Snowdon was in charge of it all: he designed the lot, from the red chairs to Charles’s new crown; it was all modern, unlike any of the gothic, Victorian, sentimental trumpery that royal occasions usually came with. “It was marvellous, wasn’t it?” Yes, it was.
It was also an opportunity for the new generation of the royal family to be the first in 200 years to have its own elan and style, and a contemporary relevance to its citizens.
But Charles baulked at the opportunity and reverted to the comforting nostalgia of crafty ruralism. There is the famous picture Snowdon took of the Prince of Wales with Diana and their two boys and the pony.
“I hate this picture,” Frances says. Snowdon touches Diana’s face. “She was wonderful. She had no idea what to do with a horse, of course.”
There is a photograph of Nureyev and Margot Fonteyn, one of the few unequivocally romantic pictures in the book. Tony unbuttons his shirt and pulls out a gold charm on a chain round his neck. It is an elegant bird, an eagle with spread wings. “This is pre-Columbian,” he says. “It was given to Princess Margaret by Margot.” Frances gives him a gimlet look and quietly corrects him. “I think she gave it to you? You’ve never, ever, taken it off.”
Snowdon worked as a photojournalist, not least for The Sunday Times Magazine. His immensely sympathetic eye was often a surprise to people who knew only his waspish tongue. He observed with a warm detachment the frailty, hope and pity of people.
In 1966, Snowdon did a piece on loneliness. He photographed an old man who followed the tide on Brighton beach. It turned out he’d been photographed by both Cartier-Bresson and Bill Brandt, a remarkable coincidence. Both of them had snapped him from behind, looking out to sea. Snowdon showed us his face, and actually spoke to him. “I realised he was a deaf mute. I spoke to him in deaf and dumb language I’d learnt at school. He said he’d lived in a bedsit and no one had spoken to him in 20 years.”
Some years ago he and I did a story on old age. He caught a moment, an old lady with dementia dancing with one of her carers. I don’t think I even noticed but Snowdon did.
During the 1960s and 70s he made television documentaries that won hatfuls of awards, but they are not what he is remembered for. What he did best was portrait photography. Pure, strong, uncluttered images were taken like someone gently tickling trout, waiting for the object of his attention to offer something intimate or telling about themselves. You can see some have been snapped by Tony and some by Snowdon. All have the same coolness that chooses the shutter moment with an unblinking lizard eye.

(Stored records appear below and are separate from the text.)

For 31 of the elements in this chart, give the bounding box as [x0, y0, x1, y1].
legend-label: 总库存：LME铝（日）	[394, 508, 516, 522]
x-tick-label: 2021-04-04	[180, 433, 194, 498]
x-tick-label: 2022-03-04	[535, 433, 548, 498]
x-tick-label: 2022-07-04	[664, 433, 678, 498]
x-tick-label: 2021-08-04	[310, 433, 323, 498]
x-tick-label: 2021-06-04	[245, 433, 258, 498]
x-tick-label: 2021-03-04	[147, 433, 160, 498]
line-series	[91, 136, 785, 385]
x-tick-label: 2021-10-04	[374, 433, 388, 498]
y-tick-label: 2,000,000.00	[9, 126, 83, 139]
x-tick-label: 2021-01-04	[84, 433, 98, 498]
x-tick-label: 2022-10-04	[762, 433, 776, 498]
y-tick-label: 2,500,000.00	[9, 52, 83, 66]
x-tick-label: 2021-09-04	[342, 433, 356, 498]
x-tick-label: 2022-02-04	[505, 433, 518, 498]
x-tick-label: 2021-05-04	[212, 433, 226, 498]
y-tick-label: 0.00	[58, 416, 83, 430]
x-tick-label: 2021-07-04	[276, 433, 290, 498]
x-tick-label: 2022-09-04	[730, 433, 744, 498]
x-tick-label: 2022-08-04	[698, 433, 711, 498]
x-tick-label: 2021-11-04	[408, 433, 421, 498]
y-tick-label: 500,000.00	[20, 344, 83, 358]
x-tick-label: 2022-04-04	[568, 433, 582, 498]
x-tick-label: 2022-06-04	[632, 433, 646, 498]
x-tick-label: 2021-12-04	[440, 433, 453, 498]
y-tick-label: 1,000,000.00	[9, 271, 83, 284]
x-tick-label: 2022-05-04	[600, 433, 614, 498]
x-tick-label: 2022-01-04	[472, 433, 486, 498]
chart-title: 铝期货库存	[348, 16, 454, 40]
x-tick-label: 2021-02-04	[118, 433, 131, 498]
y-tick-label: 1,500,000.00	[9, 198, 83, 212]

We stop at a photograph of Anthony Blunt, the treacherous spy who was also surveyor of the Queen’s pictures and an arch-member of the haute Establishment. The image has Blunt holding up a slide — the light projects the picture on to his eye. It is a strikingly theatrical photo of a man living a double life. “It was just luck,” says Snowdon. “I took it before anyone knew he was a spy.” But there is no luck in photography; it is all timing, observation, experience and cunning.
Snowdon too lived, not a double life, but perhaps parallel lives. The coolness, the manners, the archness that made him such a clever portraitist were also a protection against the Establishment, a life he could have been swallowed up by.
The detachment allowed Snowdon to be other things, so that now he is 84, the least interesting thing about him is that he was married into the royal family.
We get to the end of the book. “What am I doing next?” he asks. “You’re having lunch,” Frances says. “Where?” “In Maggie Jones’s” — a restaurant next to Kensington Palace, where he once lived.
“Oh, good. I like it there,” he says, and turns to me. “You remember why it’s called Maggie Jones’s, don’t you?” “After your wife.” “And me!” he adds with faux hurt. “Is there anything else about your life you’d like to add?” I ask him. “F — k all,” he grins.